Trade Principal Secretary Chris Kiptoo says Kenya is actively involved in about 10 suits before a Dubai-based disputes tribunal.
“There are ongoing cases at ICSID with claims amounting to Sh334 billion. We have seen how vague language in investment treaties can result in massive payouts. Kenya has developed a model investment treaty and an investment agreements policy with clear rules and responsibilities,” said Mr Kiptoo at the 11th Annual Forum of Developing Country Investment Negotiators in Nairobi.
Pending before the International Centre for Settlement of Investments Disputes (ICSID) is a Sh200 billion claim by Cortec Kenya Limited and a Sh61.8 billion claim by WalAm Energy Incorporated. The other disputes have not yet been posted on the ICSID’s website.
Other firms that lost licences include Sirmonet Mineral Kenya, Yongtai Mining Company, Balham Trading Company, Ololunga Mining and Industrials as well as AQ Kenya Gold Ltd.
Cortec’s prospecting licence for Niobium and rare earth at Mrima Hills in Kwale County was revoked months after it obtained a National Environmental Management Authority permit and subsequently announced a planned Sh44 billion investment in the venture.
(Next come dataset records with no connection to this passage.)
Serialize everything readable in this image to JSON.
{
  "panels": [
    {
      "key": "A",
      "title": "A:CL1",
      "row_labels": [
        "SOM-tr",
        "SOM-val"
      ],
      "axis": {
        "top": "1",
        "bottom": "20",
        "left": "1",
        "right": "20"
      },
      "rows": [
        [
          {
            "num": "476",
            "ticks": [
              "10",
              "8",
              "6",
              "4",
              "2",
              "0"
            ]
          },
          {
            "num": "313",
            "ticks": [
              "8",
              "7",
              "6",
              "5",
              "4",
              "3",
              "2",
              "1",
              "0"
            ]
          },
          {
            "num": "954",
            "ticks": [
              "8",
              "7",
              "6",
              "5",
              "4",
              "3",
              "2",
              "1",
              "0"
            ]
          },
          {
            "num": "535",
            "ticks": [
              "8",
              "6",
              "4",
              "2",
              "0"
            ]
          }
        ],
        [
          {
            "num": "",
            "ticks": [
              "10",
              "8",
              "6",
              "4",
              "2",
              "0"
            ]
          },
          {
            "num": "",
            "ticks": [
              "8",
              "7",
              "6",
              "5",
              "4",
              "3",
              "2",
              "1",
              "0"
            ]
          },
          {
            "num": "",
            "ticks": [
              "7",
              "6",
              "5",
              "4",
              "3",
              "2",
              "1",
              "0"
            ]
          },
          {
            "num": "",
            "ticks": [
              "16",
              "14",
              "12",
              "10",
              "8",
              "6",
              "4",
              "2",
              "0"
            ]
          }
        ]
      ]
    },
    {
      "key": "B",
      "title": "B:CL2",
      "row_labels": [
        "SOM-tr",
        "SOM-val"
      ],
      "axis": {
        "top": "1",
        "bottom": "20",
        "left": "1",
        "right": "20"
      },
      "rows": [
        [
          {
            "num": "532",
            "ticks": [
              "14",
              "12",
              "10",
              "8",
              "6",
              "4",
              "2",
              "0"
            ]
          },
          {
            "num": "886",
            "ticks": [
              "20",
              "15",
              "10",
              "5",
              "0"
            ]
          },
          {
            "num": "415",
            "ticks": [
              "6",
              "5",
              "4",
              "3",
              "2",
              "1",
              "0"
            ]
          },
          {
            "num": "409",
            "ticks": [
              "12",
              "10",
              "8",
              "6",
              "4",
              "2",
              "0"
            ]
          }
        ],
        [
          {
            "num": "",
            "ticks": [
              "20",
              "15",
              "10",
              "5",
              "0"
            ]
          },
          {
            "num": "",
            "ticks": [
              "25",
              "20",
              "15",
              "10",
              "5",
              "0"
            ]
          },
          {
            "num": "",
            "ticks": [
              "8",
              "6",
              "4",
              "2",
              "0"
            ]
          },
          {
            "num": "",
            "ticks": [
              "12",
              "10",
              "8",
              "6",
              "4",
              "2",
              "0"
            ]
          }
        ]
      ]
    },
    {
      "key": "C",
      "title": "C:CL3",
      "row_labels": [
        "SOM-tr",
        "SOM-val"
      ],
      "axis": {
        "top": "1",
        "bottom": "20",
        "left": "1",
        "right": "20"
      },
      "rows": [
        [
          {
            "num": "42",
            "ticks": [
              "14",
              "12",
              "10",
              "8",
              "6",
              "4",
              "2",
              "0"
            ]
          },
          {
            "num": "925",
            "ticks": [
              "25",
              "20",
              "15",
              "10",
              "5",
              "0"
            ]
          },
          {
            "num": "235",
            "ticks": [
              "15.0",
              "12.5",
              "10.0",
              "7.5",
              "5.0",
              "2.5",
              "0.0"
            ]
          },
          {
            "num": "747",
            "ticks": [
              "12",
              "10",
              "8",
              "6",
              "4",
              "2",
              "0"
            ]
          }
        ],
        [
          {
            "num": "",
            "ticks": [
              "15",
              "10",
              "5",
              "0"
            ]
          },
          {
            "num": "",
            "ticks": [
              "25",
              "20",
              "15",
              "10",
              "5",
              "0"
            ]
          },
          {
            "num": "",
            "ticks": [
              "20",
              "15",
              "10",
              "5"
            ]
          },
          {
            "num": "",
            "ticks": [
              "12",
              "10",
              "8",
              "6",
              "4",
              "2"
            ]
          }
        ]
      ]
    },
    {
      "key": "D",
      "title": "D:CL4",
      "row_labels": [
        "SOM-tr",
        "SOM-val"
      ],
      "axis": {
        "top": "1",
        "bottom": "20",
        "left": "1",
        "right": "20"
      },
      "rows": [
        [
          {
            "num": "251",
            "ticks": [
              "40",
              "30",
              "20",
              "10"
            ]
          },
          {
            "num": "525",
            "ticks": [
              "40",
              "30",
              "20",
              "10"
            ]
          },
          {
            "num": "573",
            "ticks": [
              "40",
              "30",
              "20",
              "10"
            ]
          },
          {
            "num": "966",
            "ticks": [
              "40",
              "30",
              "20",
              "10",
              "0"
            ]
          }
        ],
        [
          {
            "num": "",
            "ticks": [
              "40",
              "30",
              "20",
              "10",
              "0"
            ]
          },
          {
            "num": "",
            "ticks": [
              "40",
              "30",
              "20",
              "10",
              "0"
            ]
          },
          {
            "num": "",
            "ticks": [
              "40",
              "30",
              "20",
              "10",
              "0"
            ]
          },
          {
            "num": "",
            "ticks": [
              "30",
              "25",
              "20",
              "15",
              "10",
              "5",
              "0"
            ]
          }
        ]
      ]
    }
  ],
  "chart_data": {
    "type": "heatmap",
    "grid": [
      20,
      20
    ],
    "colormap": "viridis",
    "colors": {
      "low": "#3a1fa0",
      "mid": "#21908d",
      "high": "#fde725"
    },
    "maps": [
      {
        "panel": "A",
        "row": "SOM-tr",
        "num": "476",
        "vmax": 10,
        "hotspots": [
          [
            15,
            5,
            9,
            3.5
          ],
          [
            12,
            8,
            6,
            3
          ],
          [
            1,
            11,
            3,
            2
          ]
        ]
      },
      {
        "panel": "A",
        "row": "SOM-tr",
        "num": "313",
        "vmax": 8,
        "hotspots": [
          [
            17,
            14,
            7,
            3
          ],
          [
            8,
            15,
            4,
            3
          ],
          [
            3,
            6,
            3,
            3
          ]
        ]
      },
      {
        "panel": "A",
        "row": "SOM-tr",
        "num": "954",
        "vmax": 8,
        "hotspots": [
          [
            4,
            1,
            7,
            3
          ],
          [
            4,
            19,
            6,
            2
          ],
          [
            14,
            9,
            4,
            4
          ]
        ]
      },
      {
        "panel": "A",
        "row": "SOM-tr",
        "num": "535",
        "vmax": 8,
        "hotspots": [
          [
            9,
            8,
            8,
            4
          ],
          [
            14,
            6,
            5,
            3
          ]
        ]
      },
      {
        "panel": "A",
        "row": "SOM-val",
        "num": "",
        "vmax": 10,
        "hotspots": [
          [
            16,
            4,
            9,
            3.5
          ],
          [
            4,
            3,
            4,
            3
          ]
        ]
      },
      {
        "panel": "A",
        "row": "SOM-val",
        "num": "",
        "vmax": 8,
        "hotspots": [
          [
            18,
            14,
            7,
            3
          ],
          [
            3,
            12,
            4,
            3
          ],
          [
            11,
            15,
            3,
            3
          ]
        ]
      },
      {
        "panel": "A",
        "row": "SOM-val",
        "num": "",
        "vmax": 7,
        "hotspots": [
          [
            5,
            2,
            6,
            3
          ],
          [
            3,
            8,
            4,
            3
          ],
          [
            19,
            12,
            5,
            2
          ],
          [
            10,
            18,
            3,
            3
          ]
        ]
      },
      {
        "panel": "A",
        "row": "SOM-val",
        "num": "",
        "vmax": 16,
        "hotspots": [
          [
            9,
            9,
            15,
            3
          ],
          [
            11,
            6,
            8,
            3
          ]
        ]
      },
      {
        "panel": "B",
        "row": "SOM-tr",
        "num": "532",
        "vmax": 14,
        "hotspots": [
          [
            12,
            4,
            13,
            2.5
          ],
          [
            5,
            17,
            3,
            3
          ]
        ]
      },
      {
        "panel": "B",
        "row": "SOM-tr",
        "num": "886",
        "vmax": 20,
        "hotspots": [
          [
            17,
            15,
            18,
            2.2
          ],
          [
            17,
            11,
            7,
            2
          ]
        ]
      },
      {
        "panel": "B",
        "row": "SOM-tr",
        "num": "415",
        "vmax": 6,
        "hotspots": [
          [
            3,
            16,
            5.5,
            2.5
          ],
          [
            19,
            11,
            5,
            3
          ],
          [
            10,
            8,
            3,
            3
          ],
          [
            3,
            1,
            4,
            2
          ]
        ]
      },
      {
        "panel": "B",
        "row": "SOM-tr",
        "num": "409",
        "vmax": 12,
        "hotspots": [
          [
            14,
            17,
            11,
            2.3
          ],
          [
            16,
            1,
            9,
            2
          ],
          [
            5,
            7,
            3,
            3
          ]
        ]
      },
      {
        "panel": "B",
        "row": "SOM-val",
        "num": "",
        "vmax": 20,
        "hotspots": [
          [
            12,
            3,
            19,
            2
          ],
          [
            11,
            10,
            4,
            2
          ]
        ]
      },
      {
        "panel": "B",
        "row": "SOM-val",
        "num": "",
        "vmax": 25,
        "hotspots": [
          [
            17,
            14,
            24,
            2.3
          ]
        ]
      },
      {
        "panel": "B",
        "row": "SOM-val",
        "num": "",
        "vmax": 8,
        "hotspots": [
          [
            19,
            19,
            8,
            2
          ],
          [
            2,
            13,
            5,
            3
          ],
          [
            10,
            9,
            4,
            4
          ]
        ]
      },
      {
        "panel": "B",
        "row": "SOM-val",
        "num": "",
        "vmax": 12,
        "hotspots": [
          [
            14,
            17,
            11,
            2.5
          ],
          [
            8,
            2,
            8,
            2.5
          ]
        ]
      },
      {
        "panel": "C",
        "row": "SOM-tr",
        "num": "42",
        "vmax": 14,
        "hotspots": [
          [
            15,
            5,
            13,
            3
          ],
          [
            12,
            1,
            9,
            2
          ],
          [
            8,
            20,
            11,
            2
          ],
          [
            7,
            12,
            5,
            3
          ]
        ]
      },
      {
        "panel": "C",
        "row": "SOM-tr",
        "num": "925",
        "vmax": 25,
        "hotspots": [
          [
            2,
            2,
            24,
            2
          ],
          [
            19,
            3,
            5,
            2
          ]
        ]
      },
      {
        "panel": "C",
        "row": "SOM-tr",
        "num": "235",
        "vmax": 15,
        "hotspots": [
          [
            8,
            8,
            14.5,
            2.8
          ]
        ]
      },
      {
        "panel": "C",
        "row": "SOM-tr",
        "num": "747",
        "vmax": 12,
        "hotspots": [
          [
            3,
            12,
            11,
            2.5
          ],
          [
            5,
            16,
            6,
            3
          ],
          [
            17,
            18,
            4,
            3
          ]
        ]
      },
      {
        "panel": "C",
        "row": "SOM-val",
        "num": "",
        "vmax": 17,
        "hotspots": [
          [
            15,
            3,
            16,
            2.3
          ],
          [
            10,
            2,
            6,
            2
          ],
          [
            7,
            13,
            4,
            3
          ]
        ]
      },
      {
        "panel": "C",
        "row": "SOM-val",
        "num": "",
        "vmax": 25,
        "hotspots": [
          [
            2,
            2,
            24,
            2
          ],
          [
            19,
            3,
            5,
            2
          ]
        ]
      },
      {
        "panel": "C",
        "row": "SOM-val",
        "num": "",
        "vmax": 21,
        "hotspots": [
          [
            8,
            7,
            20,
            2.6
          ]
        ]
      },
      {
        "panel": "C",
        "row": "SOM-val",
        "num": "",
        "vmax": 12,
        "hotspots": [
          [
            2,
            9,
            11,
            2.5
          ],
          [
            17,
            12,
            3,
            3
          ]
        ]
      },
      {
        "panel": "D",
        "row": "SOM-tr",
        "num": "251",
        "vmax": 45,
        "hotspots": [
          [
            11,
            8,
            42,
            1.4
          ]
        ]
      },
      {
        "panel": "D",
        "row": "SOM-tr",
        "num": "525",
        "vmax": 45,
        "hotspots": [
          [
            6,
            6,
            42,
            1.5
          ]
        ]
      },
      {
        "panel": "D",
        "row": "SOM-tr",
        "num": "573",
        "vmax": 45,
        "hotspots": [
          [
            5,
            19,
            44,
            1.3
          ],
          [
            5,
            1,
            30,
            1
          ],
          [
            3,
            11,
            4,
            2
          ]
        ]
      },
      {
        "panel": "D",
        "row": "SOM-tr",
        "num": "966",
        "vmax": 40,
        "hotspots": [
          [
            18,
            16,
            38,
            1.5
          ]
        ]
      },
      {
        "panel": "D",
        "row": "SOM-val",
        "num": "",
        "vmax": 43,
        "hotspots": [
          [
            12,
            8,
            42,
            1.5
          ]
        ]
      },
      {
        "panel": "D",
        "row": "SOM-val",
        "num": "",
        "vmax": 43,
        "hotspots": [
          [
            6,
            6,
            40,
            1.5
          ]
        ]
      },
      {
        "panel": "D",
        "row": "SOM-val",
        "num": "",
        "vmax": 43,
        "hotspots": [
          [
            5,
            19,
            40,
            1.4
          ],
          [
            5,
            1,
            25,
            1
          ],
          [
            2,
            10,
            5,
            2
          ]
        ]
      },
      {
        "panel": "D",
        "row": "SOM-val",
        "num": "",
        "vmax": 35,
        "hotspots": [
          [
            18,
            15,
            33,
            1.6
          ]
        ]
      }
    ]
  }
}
The government said Cortec’s 21-year licence was issued against the laid down regulations that banned exploration of minerals in a gazetted forest.
WalAm’s 30-year licence to explore geothermal suffered a similar fate in 2012 when the Kenyan government accused them of breaching the contract terms in regard to construction of plants.
Mr Kiptoo said the decisions were taken to safeguard the environment, public health, avert taxation disputes as well as cool down tempers among resident communities identified for eviction to pave the way for the mining projects.
Mr Kiptoo said a National Trade Negotiation Taskforce had been formed to review all treaties with a view safeguarding national interest.